While yoga to Americans is somewhat of a new-age movement, the philosophies that govern it are thousands of years old. The principles and spirit of Bikram originated in India, where spiritualism comes slowly, gently. This is the exact same pace at which Bikram manages his franchise business.
With only one person managing the application process globally, and all decisions on who can open a franchise and where, still governed by Bikram alone, you can imagine the back log created. Make no mistake, Bikram likes it that way. Since he's already achieved fame and fortune and has mastered the art of work hard/play hard, it's no wonder he shoots for quality, not quantity. Again, a very Eastern way of approaching life.
As Americans, we want it all now, yesterday and that's just not Bikram's style. So with the gauntlet thrown, the rules are as follows....
- You must teach for 6 months and have 75 classes under your belt before you can contact headquarters about opening a franchise.
- Location requests can take a few weeks for Bikram to approve.
- He will not let you open too close to another Bikram studio (unless it's your own).
- You have six months to find a space and go to lease in your market, otherwise the territory goes to the next teacher in queue who's looking to open.
- Bikram collects a monthly licensing fee of up to $500 to use his name/logo.
There are a ton of other logistic requirements that all take place in a very specific order, as mandated by Boss. Is that really the right approach in this fast-growing, yoga-conscious marketplace?

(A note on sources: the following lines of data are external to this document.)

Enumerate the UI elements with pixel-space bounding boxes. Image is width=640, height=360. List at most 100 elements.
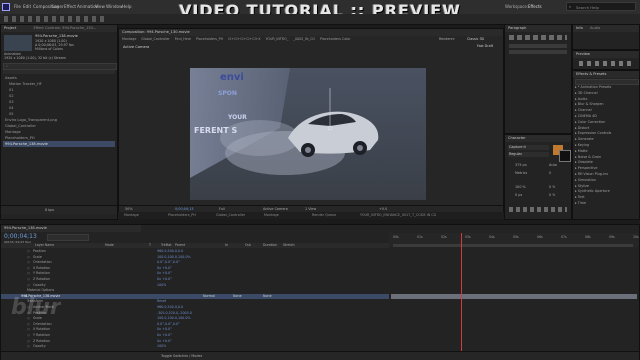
scene-text-your: YOUR bbox=[228, 114, 247, 121]
comp-info-5: 1920 x 1080 (1.00), 32 bit (c) Stream bbox=[4, 56, 66, 60]
vertical-scale-field[interactable]: 100 % bbox=[515, 185, 526, 189]
timeline-column-header[interactable]: Mode bbox=[105, 243, 114, 247]
effects-category[interactable]: ▸ Time bbox=[575, 201, 637, 207]
scene-text-different: FERENT S bbox=[194, 126, 238, 135]
search-help-placeholder: Search Help bbox=[576, 5, 599, 10]
property-lane[interactable] bbox=[391, 344, 637, 350]
audio-tab[interactable]: Audio bbox=[590, 26, 600, 30]
active-camera-label: Active Camera bbox=[123, 45, 150, 49]
timeline-panel: 994.Porsche_138.movie 0;00;04;13 00133 (… bbox=[0, 224, 640, 360]
preview-tab[interactable]: Preview bbox=[573, 51, 639, 58]
kerning-field[interactable]: Metrics bbox=[515, 171, 527, 175]
row-name: Opacity bbox=[33, 344, 46, 349]
tool-icons[interactable] bbox=[4, 16, 104, 22]
info-panel: Info Audio bbox=[572, 24, 640, 50]
comp-nav-tab[interactable]: Global_Controller bbox=[216, 213, 245, 217]
baseline-shift-field[interactable]: 0 px bbox=[515, 193, 522, 197]
comp-nav-tab[interactable]: Render Queue bbox=[312, 213, 336, 217]
timeline-column-headers: Layer Name Mode T TrkMat Parent In Out Duration… bbox=[1, 243, 389, 248]
timeline-tab[interactable]: 994.Porsche_138.movie bbox=[1, 225, 141, 232]
comp-thumbnail bbox=[4, 35, 32, 51]
ruler-label: 04s bbox=[489, 235, 495, 239]
exposure-value[interactable]: +0.0 bbox=[379, 207, 387, 211]
leading-field[interactable]: Auto bbox=[549, 163, 557, 167]
ruler-label: 10s bbox=[633, 235, 639, 239]
timeline-column-header[interactable]: Out bbox=[245, 243, 251, 247]
comp-nav-tab[interactable]: Montage bbox=[124, 213, 139, 217]
workspace-select[interactable]: Effects bbox=[528, 4, 542, 9]
composition-tab[interactable]: Composition: 994.Porsche_130.movie bbox=[119, 29, 503, 36]
breadcrumb-item[interactable]: Placeholders_PH bbox=[196, 37, 223, 41]
breadcrumb-item[interactable]: Montage bbox=[122, 37, 136, 41]
zoom-select[interactable]: 50% bbox=[125, 207, 133, 211]
project-list: Assets Motion Tracker_HF 01 02 03 04 05 Enviro … bbox=[3, 75, 115, 147]
fast-draft-label[interactable]: Fast Draft bbox=[477, 44, 493, 48]
toggle-switches-modes[interactable]: Toggle Switches / Modes bbox=[161, 354, 202, 358]
project-tab[interactable]: Project Effect Controls: 994.Porsche_130… bbox=[1, 25, 117, 32]
timeline-column-header[interactable]: Stretch bbox=[283, 243, 295, 247]
scene-logo-text: envi bbox=[220, 72, 244, 83]
timeline-timecode[interactable]: 0;00;04;13 bbox=[4, 233, 37, 240]
ruler-label: 05s bbox=[513, 235, 519, 239]
project-search-input[interactable]: ⌕ bbox=[3, 63, 117, 70]
project-item[interactable]: 994.Porsche_138.movie bbox=[3, 141, 115, 147]
timeline-column-header[interactable]: Layer Name bbox=[35, 243, 54, 247]
paragraph-tab[interactable]: Paragraph bbox=[505, 25, 571, 32]
font-family-select[interactable]: Capture it bbox=[508, 145, 549, 150]
comp-nav-tab[interactable]: YOUR_INTRO_ENHANCE_0017_T_CODE IN CG bbox=[360, 213, 436, 217]
font-style-select[interactable]: Regular bbox=[508, 152, 549, 157]
tsume-field[interactable]: 0 % bbox=[549, 193, 555, 197]
timeline-column-header[interactable]: T bbox=[149, 243, 151, 247]
comp-info-3: Millions of Colors bbox=[35, 47, 63, 51]
breadcrumb-item[interactable]: CI+CI+CI+CI+CI+X bbox=[228, 37, 260, 41]
playback-controls[interactable] bbox=[579, 61, 631, 66]
viewer-timecode[interactable]: 0;00;04;13 bbox=[175, 207, 194, 211]
row-value[interactable]: 100% bbox=[157, 344, 166, 350]
timeline-column-header[interactable]: Parent bbox=[175, 243, 185, 247]
scene-text-sponsor: SPON bbox=[218, 90, 237, 97]
property-row[interactable]: Opacity ◷ 100% bbox=[1, 344, 389, 350]
watermark-logo: blur bbox=[11, 295, 61, 320]
ruler-label: 02s bbox=[441, 235, 447, 239]
stopwatch-icon[interactable]: ◷ bbox=[27, 344, 30, 350]
timeline-column-header[interactable]: Duration bbox=[263, 243, 277, 247]
timeline-ruler[interactable]: 00s 01s 02s 03s 04s 05s 06s 07s 08s 09s 10s bbox=[389, 233, 639, 247]
indent-fields[interactable] bbox=[509, 44, 567, 56]
comp-nav-tab[interactable]: Montage bbox=[264, 213, 279, 217]
breadcrumb-item[interactable]: Placeholders Color bbox=[320, 37, 351, 41]
paragraph-panel: Paragraph bbox=[504, 24, 572, 134]
timeline-column-header[interactable]: TrkMat bbox=[161, 243, 172, 247]
current-time-indicator[interactable] bbox=[461, 233, 462, 351]
tracking-field[interactable]: 0 bbox=[549, 171, 551, 175]
effect-controls-tab[interactable]: Effect Controls: 994.Porsche_130... bbox=[33, 26, 96, 30]
align-icons[interactable] bbox=[509, 35, 567, 40]
effects-presets-panel: Effects & Presets ▸ * Animation Presets ▸… bbox=[572, 70, 640, 220]
ruler-label: 08s bbox=[585, 235, 591, 239]
project-column-header[interactable] bbox=[3, 70, 115, 74]
font-size-field[interactable]: 375 px bbox=[515, 163, 527, 167]
project-footer: 8 bpc bbox=[1, 205, 117, 214]
resolution-select[interactable]: Full bbox=[219, 207, 225, 211]
composition-canvas[interactable]: envi SPON YOUR FERENT S bbox=[190, 68, 426, 200]
bit-depth-button[interactable]: 8 bpc bbox=[45, 208, 54, 212]
camera-select[interactable]: Active Camera bbox=[263, 207, 288, 211]
breadcrumb-item[interactable]: _0002_IN_CG bbox=[293, 37, 315, 41]
view-layout-select[interactable]: 1 View bbox=[305, 207, 316, 211]
work-area-bar[interactable] bbox=[393, 244, 633, 247]
search-help-field[interactable]: ⌕ Search Help bbox=[566, 2, 636, 11]
comp-nav-tab[interactable]: Placeholders_PH bbox=[168, 213, 196, 217]
breadcrumb-item[interactable]: Global_Controller bbox=[141, 37, 169, 41]
renderer-value[interactable]: Classic 3D bbox=[467, 37, 484, 41]
text-style-buttons[interactable] bbox=[509, 207, 567, 212]
stroke-color-swatch[interactable] bbox=[559, 150, 571, 162]
horizontal-scale-field[interactable]: 0 % bbox=[549, 185, 555, 189]
info-tab[interactable]: Info Audio bbox=[573, 25, 639, 32]
breadcrumb-item[interactable]: Find_Here bbox=[175, 37, 191, 41]
project-panel: Project Effect Controls: 994.Porsche_130… bbox=[0, 24, 118, 220]
character-tab[interactable]: Character bbox=[505, 135, 571, 142]
info-tab-label: Info bbox=[576, 26, 583, 30]
timeline-search-input[interactable] bbox=[47, 234, 89, 241]
effects-presets-tab[interactable]: Effects & Presets bbox=[573, 71, 639, 78]
timeline-column-header[interactable]: In bbox=[225, 243, 228, 247]
breadcrumb-item[interactable]: YOUR_INTRO_ bbox=[266, 37, 289, 41]
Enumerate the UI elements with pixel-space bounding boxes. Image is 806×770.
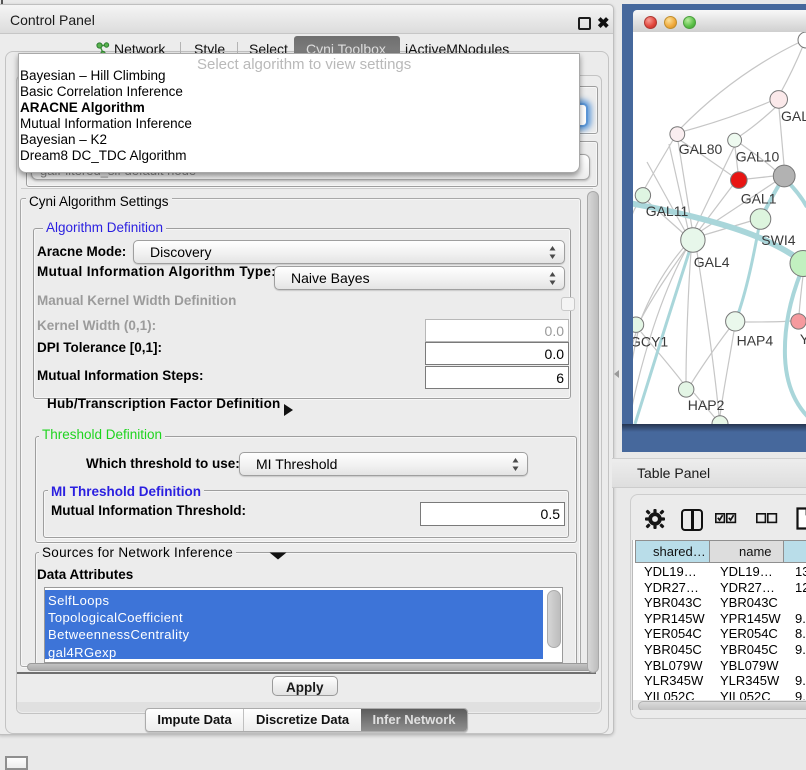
svg-text:GAL7: GAL7: [781, 108, 806, 124]
svg-text:GAL1: GAL1: [741, 191, 777, 207]
svg-text:HAP4: HAP4: [737, 332, 774, 348]
svg-text:SWI4: SWI4: [761, 232, 795, 248]
svg-text:GAL11: GAL11: [646, 203, 689, 219]
svg-text:Y: Y: [800, 331, 806, 347]
svg-text:GAL10: GAL10: [736, 149, 780, 165]
svg-text:HAP2: HAP2: [688, 397, 725, 413]
svg-text:GCY1: GCY1: [633, 334, 668, 350]
svg-text:GAL4: GAL4: [694, 254, 730, 270]
svg-text:GAL80: GAL80: [679, 141, 723, 157]
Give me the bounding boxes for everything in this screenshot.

I worry for Bikram's franchise stability given all the "illegal" (non-Bikram hot yoga) studios popping up everywhere you turn, here and abroad. It is my strong opinion that he will ultimately not be able to afford to fight all the copy-cats without an expansive, in-house legal department. Not to mention, his brand is not used consistently enough to foster Bikram loyalty. The main reason, is that people are having extremely different experiences from studio to studio. Some are hot, some are not, some smell like B.O., some smell like artificial creamsicle (UES), some have hard wood floors, some have Flotex carpet, and the physical variances go on and on. If the dialogue is the same, why not put forth more effort behind the franchise to make the user experience the same. SEX SELLS and Bikram knows that first hand. After all he's the one who taught us "no money, no honey!"
The two owners of existing franchises that lectured - Lisa Johnson and Jodie Peterson - seem to have it all. According to Jodie, if we just "remember our students' names and trust Bikram's guidance through the process," everything else will fall into place. Most studios that got their start 10+ years ago, seem to have a huge advantage over the newcomers to the market (and I'm sure they must have felt the same about their predecessors). Maybe I'm biased as I've got my sights set on opening in two very popular markets, which are already saturated with yoga and notorious for "red tape" and anti-competition mentalities.
The biggest change, as of late, is the one-time franchise fee that Bikram now requires for all new owners to pay. This amount was not disclosed to us, but I hear it's in the $10K range. I picked up a few other pearls of wisdom, when it comes to owning a studio. It's definitely a business that never sleeps. It's the business of saving lives, the job I always wanted to have. If it's not taken as seriously as it sounds, it will fail. There is really no easy way in, although I always manage to have a few legs up on the process, which I cannot share publicly.
Bottom line when it comes to opening a Bikram franchise - Go big or go home. Size does matter; the studio must be at least 3,000sf. All the answers to our business and logistical questions can be found in the dialogue. If we can convince our students to move with Love, we will see Green.